Since the purpose is so important for understanding when a collection of records is a Data Asset, it immediately follows that Data Assets are not necessarily disjoint. The same data can be in multiple Data Assets. You may have different Expectations of the same raw data for different purposes or produce documentation tailored to specific analyses and users.
- Similarly, it may useful to describe subsets of a Data Asset as new Data Assets. For example, if we have a Data Asset called the "user table" in our data warehouse, we might also have a different Data Asset called the "Canadian User Table" that includes data only for some users.
Not all records in a Data Asset need to be available at the same time or place. A Data Asset could be built from streaming data that is never stored, incremental deliveries, analytic queries, incremental updates, replacement deliveries, or from a one-time snapshot.
That implies that a Data Asset is a logical concept. Not all of the records may be accessible at the same time. That highlights a very important and subtle point: no matter where the data comes from originally, Great Expectations validates batches of data. A batch is a discrete subset of a Data Asset that can be identified by a some collection of parameters, like the date of delivery, value of a field, time of validation, or access control permissions.
- Batches often correspond to deliveries of data or runs of an ETL pipeline, but they do not have to. For example, an analyst studying New York City taxi data might take one logical view into the data where each batch is a month's delivery. But if the analyst selects data from the dataset based on other criteria for her analysis--the time of the ride and number of passengers, for example--then each batch corresponds to the specific query she runs. In that case, the Expectations she creates may have more to do with the analysis she is running than aggregate characteristics of the taxi data.
In some cases the thing that "makes a batch a batch" is the act of attending to it--for example by validating or profiling the data. It's all about your Expectations.

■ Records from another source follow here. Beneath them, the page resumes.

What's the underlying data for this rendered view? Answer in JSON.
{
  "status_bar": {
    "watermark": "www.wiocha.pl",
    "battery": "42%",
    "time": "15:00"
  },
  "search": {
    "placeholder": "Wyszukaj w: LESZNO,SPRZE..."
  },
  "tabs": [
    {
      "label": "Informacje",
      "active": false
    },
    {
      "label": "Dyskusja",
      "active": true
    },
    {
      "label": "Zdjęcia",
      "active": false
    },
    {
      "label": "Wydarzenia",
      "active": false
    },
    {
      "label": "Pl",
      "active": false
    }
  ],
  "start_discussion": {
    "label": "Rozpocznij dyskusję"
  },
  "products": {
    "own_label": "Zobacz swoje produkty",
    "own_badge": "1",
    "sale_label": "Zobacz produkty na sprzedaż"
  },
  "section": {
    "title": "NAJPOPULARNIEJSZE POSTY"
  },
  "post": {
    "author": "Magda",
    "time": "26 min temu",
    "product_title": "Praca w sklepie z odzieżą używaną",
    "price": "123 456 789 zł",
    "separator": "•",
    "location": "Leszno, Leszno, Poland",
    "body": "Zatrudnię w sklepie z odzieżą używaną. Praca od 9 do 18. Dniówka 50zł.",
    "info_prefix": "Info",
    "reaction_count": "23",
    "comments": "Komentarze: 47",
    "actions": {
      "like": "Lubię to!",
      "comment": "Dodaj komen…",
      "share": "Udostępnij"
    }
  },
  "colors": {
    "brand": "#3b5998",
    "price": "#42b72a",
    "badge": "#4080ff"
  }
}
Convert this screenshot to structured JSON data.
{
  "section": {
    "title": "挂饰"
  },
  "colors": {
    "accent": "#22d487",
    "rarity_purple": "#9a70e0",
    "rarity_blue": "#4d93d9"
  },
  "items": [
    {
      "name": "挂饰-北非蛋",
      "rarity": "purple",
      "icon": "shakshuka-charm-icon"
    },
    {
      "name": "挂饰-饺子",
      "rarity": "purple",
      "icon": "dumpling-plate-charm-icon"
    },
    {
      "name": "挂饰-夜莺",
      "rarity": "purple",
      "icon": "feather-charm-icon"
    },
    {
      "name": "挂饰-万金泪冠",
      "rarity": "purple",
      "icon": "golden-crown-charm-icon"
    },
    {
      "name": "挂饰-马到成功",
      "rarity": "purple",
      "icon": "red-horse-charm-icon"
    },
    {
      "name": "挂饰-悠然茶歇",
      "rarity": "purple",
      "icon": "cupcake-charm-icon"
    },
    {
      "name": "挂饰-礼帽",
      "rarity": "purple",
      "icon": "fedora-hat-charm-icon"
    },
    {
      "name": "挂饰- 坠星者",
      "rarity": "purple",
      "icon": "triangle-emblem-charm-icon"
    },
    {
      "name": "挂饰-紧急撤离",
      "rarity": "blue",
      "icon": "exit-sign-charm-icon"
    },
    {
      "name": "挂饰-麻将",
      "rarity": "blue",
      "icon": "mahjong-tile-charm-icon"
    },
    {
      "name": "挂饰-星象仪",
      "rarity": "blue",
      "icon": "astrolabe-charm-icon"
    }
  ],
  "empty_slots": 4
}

Great Expectations provides a mechanism to automatically generate expectations, using a feature called a Profiler. A Profiler builds an Expectation Suite from one or more Data Assets. It may also validates the data against the newly-generated Expectation Suite to return a Validation Result. There are several Profilers included with Great Expectations.
A Profiler makes it possible to quickly create a starting point for generating expectations about a Dataset. For example, during the
init flow, Great Expectations currently uses the UserConfigurableProfiler to demonstrate important features of Expectations by creating and validating an Expectation Suite that has several different kinds of expectations built from a small sample of data. A Profiler is also critical to generating the Expectation Suites used during profiling.